Chodziło mi o rtg po zabiegu, czy coś w dziąśle nie zostało.

Re: Powikłania, choroba(?) po czyszczeniu i ekstrakcji

PostNapisane: Nie lut 04, 2024 22:01
przez Blue
danielkbk pisze: Jedno ucho jest cieplejsze, dodatkowo zauważyliśmy wczoraj czarne plamki w uchu, wygląda mi to na świerzb uszny albo roztocza. Jutro rano ma kolejną wizytę i od razu to zgłosimy. Może zaraziła się tym podczas zabiegu...


Jeśli nie było tego w dnia zabiegu - prędzej podejrzewałabym uraz podczas czyszczenia ucha i/lub rozjątrzenie infekcji.
Dobrze że kotka czuje się już lepiej.
Tym bardziej że tego typu uraz (przebicie błony bębenkowej, porysowanie i pokaleczenie kanału usznego), szczególnie gdy w uchu już toczy sie stan zapalny, może doprowadzić do zespołu przedsionkowego, bardzo niemiłego powikłania.
Jednak martwi mnie to co piszesz o podejrzeniu złego słyszenia - bo to nasuwa podejrzenie że źle się dzieje w obu uszach.
Wet mówił dlaczego je czyścił?
Z czego?
Zalecił jakieś dalsze ich leczenie?
Pytanie czy nie podał jakiegoś leku działającego ototoksycznie - czyli uszkadzająco słuch.

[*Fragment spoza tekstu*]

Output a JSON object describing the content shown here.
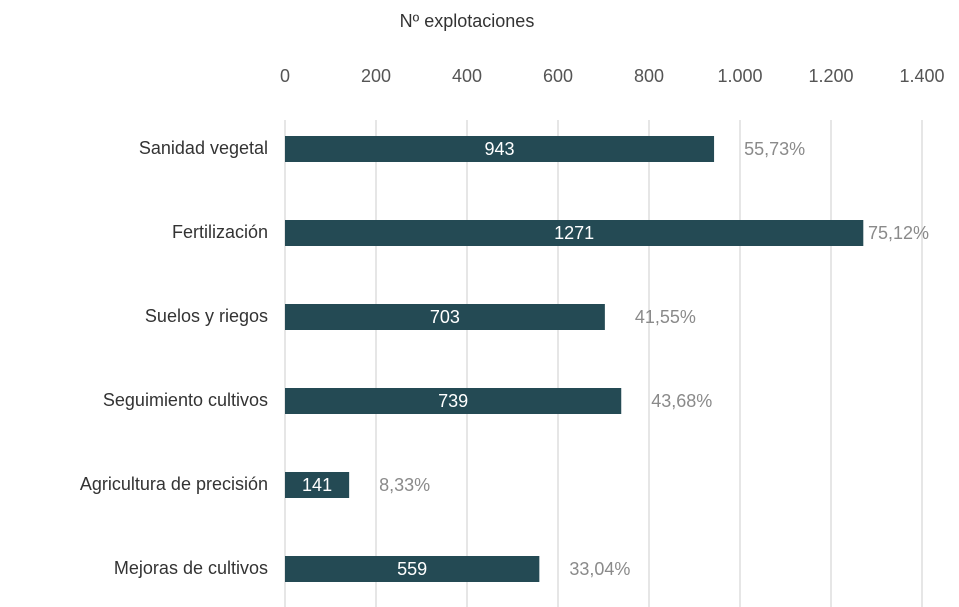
{
  "chart_data": {
    "type": "bar",
    "orientation": "horizontal",
    "x_axis_label": "Nº explotaciones",
    "categories": [
      "Sanidad vegetal",
      "Fertilización",
      "Suelos y riegos",
      "Seguimiento cultivos",
      "Agricultura de precisión",
      "Mejoras de cultivos"
    ],
    "values": [
      943,
      1271,
      703,
      739,
      141,
      559
    ],
    "color": "#244a54",
    "shares": {
      "values": [
        55.73,
        75.12,
        41.55,
        43.68,
        8.33,
        33.04
      ],
      "value_labels": [
        "55,73%",
        "75,12%",
        "41,55%",
        "43,68%",
        "8,33%",
        "33,04%"
      ]
    },
    "xlim": [
      0,
      1400
    ],
    "xticks": [
      0,
      200,
      400,
      600,
      800,
      {
        "value": 1000,
        "label": "1.000"
      },
      {
        "value": 1200,
        "label": "1.200"
      },
      {
        "value": 1400,
        "label": "1.400"
      }
    ],
    "grid": true
  }
}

Re: Powikłania, choroba(?) po czyszczeniu i ekstrakcji

PostNapisane: Wto sty 14, 2025 15:25
przez ita79
dla mnie czytając opis też pierwsze co się nasuwa to poważne poranienie gardła (intubacją)- albo właśnie jakieś zwichnięcie szczęki i poranienie uszu niedelikatnym czyszczeniem :( . Tak to wygląda pomoc. Teraz pakowanie leków niczego nie przyspieszy , ani nie zmieni. Zamaskują problem i tyle. Ja bym poprosiła innego weterynarza by kota obejrzał -tylko to musi być ktoś z delikatną ręką i dobrym sprzętem by jeszcze bardziej nie pogorszył :( . Zwierzęta po uśpieniu - jak i ludzie traktowani są nieraz jak martwe przedmioty. Z jednej strony lekarze muszą się odwrażliwić w takich momentach na pacjenta bo nie byli by w stanie wykona ani jednego cięcia , czy np złamania kości źle zrośniętej... a z drugiej - przesada w drugą stronę i skutki być może właśnie opisujesz :(

Re: Powikłania, choroba(?) po czyszczeniu i ekstrakcji

PostNapisane: Wto sty 14, 2025 19:24
przez FuterNiemyty
Po prawie roku?

Re: Powikłania, choroba(?) po czyszczeniu i ekstrakcji

PostNapisane: Śro sty 15, 2025 1:31
przez ita79
ech.. no ja nie patrzyłam na daty- weszłam po prostu w nowe posty. Cóż, nie ja tu się domagam nagrody w postaci złotej łopaty :lol: :mrgreen: , co najwyżej tytułu -gapa

Re: Powikłania, choroba(?) po czyszczeniu i ekstrakcji

PostNapisane: Pon mar 17, 2025 9:58
przez amorapotter
Skoro Layla chce jeść, ale coś ją blokuje, spróbuj dalej podawać jej miękkie jedzenie (tubki, mokra karma rozrzedzona wodą) i monitoruj czy trzepanie głową nasila się po jedzeniu lub lekach.

Layla jest zestresowana, więc zapewnienie jej cichego, bezpiecznego miejsca może pomóc jej się wyciszyć.